Doskozils nächste 180 Grad-Wendung

Die heutigen Tageszeitungen setzen wieder einmal LH Doskozil als gewagten Achterbahnfahrer in Szene. Völlig überraschend wechselt er heute die Seiten und spricht sich plötzlich gegen die geplante Impfplicht aus.

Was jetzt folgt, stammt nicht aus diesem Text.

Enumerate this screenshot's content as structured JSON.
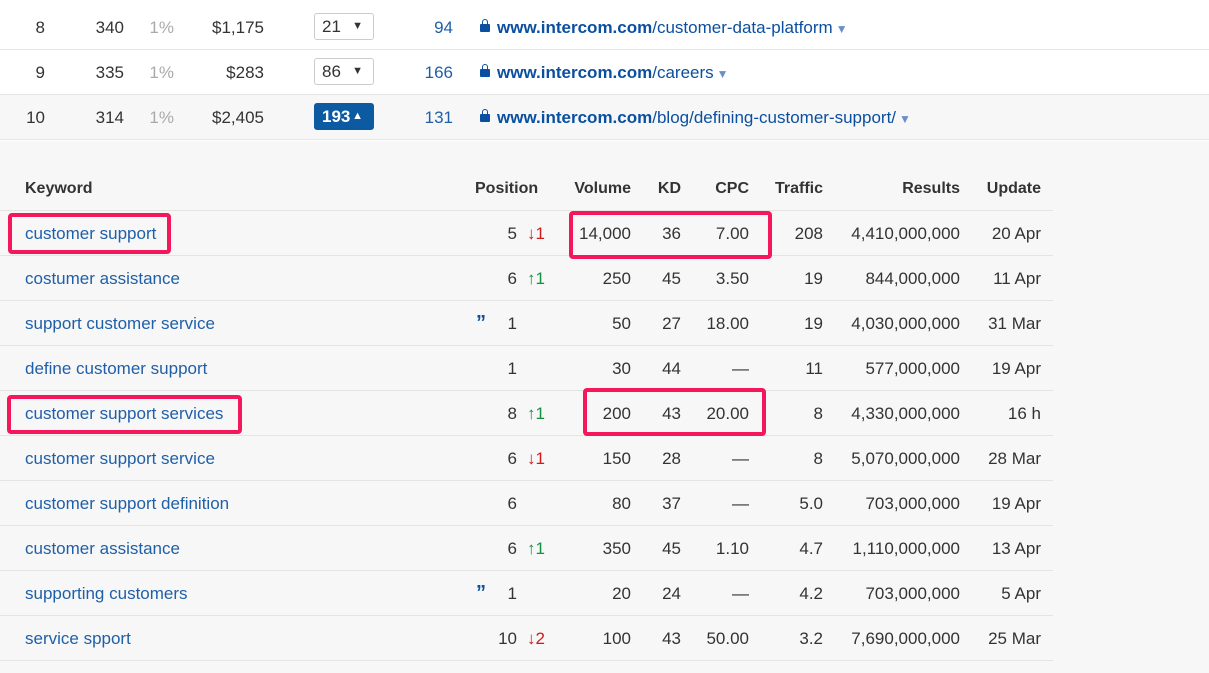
{
  "pages": [
    {
      "rank": "8",
      "keywords": "340",
      "share": "1%",
      "value": "$1,175",
      "kw_count": "21",
      "expanded": false,
      "ref": "94",
      "domain": "www.intercom.com",
      "path": "/customer-data-platform"
    },
    {
      "rank": "9",
      "keywords": "335",
      "share": "1%",
      "value": "$283",
      "kw_count": "86",
      "expanded": false,
      "ref": "166",
      "domain": "www.intercom.com",
      "path": "/careers"
    },
    {
      "rank": "10",
      "keywords": "314",
      "share": "1%",
      "value": "$2,405",
      "kw_count": "193",
      "expanded": true,
      "ref": "131",
      "domain": "www.intercom.com",
      "path": "/blog/defining-customer-support/"
    }
  ],
  "subtable": {
    "headers": {
      "keyword": "Keyword",
      "position": "Position",
      "volume": "Volume",
      "kd": "KD",
      "cpc": "CPC",
      "traffic": "Traffic",
      "results": "Results",
      "update": "Update"
    },
    "rows": [
      {
        "keyword": "customer support",
        "snippet": false,
        "position": "5",
        "change": "1",
        "dir": "down",
        "volume": "14,000",
        "kd": "36",
        "cpc": "7.00",
        "traffic": "208",
        "results": "4,410,000,000",
        "update": "20 Apr"
      },
      {
        "keyword": "costumer assistance",
        "snippet": false,
        "position": "6",
        "change": "1",
        "dir": "up",
        "volume": "250",
        "kd": "45",
        "cpc": "3.50",
        "traffic": "19",
        "results": "844,000,000",
        "update": "11 Apr"
      },
      {
        "keyword": "support customer service",
        "snippet": true,
        "position": "1",
        "change": "",
        "dir": "",
        "volume": "50",
        "kd": "27",
        "cpc": "18.00",
        "traffic": "19",
        "results": "4,030,000,000",
        "update": "31 Mar"
      },
      {
        "keyword": "define customer support",
        "snippet": false,
        "position": "1",
        "change": "",
        "dir": "",
        "volume": "30",
        "kd": "44",
        "cpc": "—",
        "traffic": "11",
        "results": "577,000,000",
        "update": "19 Apr"
      },
      {
        "keyword": "customer support services",
        "snippet": false,
        "position": "8",
        "change": "1",
        "dir": "up",
        "volume": "200",
        "kd": "43",
        "cpc": "20.00",
        "traffic": "8",
        "results": "4,330,000,000",
        "update": "16 h"
      },
      {
        "keyword": "customer support service",
        "snippet": false,
        "position": "6",
        "change": "1",
        "dir": "down",
        "volume": "150",
        "kd": "28",
        "cpc": "—",
        "traffic": "8",
        "results": "5,070,000,000",
        "update": "28 Mar"
      },
      {
        "keyword": "customer support definition",
        "snippet": false,
        "position": "6",
        "change": "",
        "dir": "",
        "volume": "80",
        "kd": "37",
        "cpc": "—",
        "traffic": "5.0",
        "results": "703,000,000",
        "update": "19 Apr"
      },
      {
        "keyword": "customer assistance",
        "snippet": false,
        "position": "6",
        "change": "1",
        "dir": "up",
        "volume": "350",
        "kd": "45",
        "cpc": "1.10",
        "traffic": "4.7",
        "results": "1,110,000,000",
        "update": "13 Apr"
      },
      {
        "keyword": "supporting customers",
        "snippet": true,
        "position": "1",
        "change": "",
        "dir": "",
        "volume": "20",
        "kd": "24",
        "cpc": "—",
        "traffic": "4.2",
        "results": "703,000,000",
        "update": "5 Apr"
      },
      {
        "keyword": "service spport",
        "snippet": false,
        "position": "10",
        "change": "2",
        "dir": "down",
        "volume": "100",
        "kd": "43",
        "cpc": "50.00",
        "traffic": "3.2",
        "results": "7,690,000,000",
        "update": "25 Mar"
      }
    ]
  },
  "highlight_color": "#f5175c"
}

Wieder einmal lässt der burgenländische Landeshauptmann mit einer völligen Kehrtwende aufhorchen, indem er sich auf einmal gegen die geplante Impfplicht und für kostenpflichtige PCR-Tests für Ungeimpfte ausspricht: „Doskozil wechselt seine Meinung mittlerweile öfters als andere Menschen ihre Unterwäsche. Bis dato hat er - gleich wie die Bundes-SPÖ - die Impfpflicht forciert. Und jetzt, wo er - wohl gestützt auf Meinungsumfragen - erkennt, dass die FPÖ mit ihren fundierten Bedenken vollkommen Recht hatte, fällt er um und spricht sich plötzlich auch dagegen aus. Ich freue mich ja grundsätzlich auch über späte Einsichten! Man muss aber schon fragen, was das für ein Regierungschef ist, der ständig, um nicht sogar zu sagen tagtäglich, seine Meinung um 180 Grad ändert? Soll das der Bevölkerung Sicherheit geben? In Zeiten wie diesen, wo die Bundesregierung wöchentlich alle Maßnahmen umkrempelt und planlos herumirrt, braucht die Bevölkerung nichts dringender als Stabilität und vor allem Politiker, auf deren Wort man sich verlassen kann!“, so der freiheitliche Landesparteiobmann Alexander Petschnig.

 

„Nach Lektüre der heutigen Zeitungen fragen sich alle, wie lange es wohl dauern möge, bis er wieder aus einer Laune heraus umschwenkt? Denn schon in der Vergangenheit hat Doskozil bewiesen, dass seine Ankündigungen nichts anderes sind als Seifenblasen, die immer binnen kurzer Zeit zerplatzen. Das Burgenland hatte nach seiner Lotterie die höchste Impfquote vorzuweisen, bekam aber trotzdem nicht die von ihm hoch und heilig versprochenen Lockerungen. Im Gegenteil: Doskozil kündigte im vorauseilenden Gehorsam - entgegen seinem davor gegebene Versprechen und noch vor den Ankündigungen der ominösen GECKO-Kommission - drastische Verschärfungen an! Die Impfwilligen wurden auf diese Weise wie zuvor schon die Commerzialbank-Geschädigten getäuscht, wo er auch großspurig Klagen ankündigte, ohne zu berücksichtigen, dass schon im U-Ausschuss sonnenklar war, dass der Bund nicht für die Fehler von Vorständen, Aufsichtsräten und Abschlussprüfern haften wird. Solche vollmundigen Ankündigung bringen Doskozil zwar immer wieder auf die Titelblätter der Zeitungen, bei den Menschen hinterlassen sie aber nur das schale Gefühl, vom Landeshauptmann ein ums andere mal im Stich gelassen zu werden“, so Petschnig.

 

„Kostenpflichtige PCR-Tests sind der nächste Humbug aus dieser Kategorie. Jeder Österreicher zahlt hohe SV-Beiträge, und jetzt sollen die Bürger noch extra für PCR-Tests bezahlen, deren Gültigkeit Doskozil willkürlich und ohne jede medizinische Begründung herabsetzt? Die FPÖ erteilt dieser Entsolidarisierung und vorsätzlichen Spaltung der Gesellschaft eine unmissverständliche Absage! Allerdings werden wir sehen, wie lange es dauern wird, bis auch diese Ansage von Doskozil zerplatzt und er den nächsten Haken schlägt. Allzu ernst kann man die Worte des Landeshauptmannes mittlerweile nicht mehr nehmen!“, so Petschnig abschließend.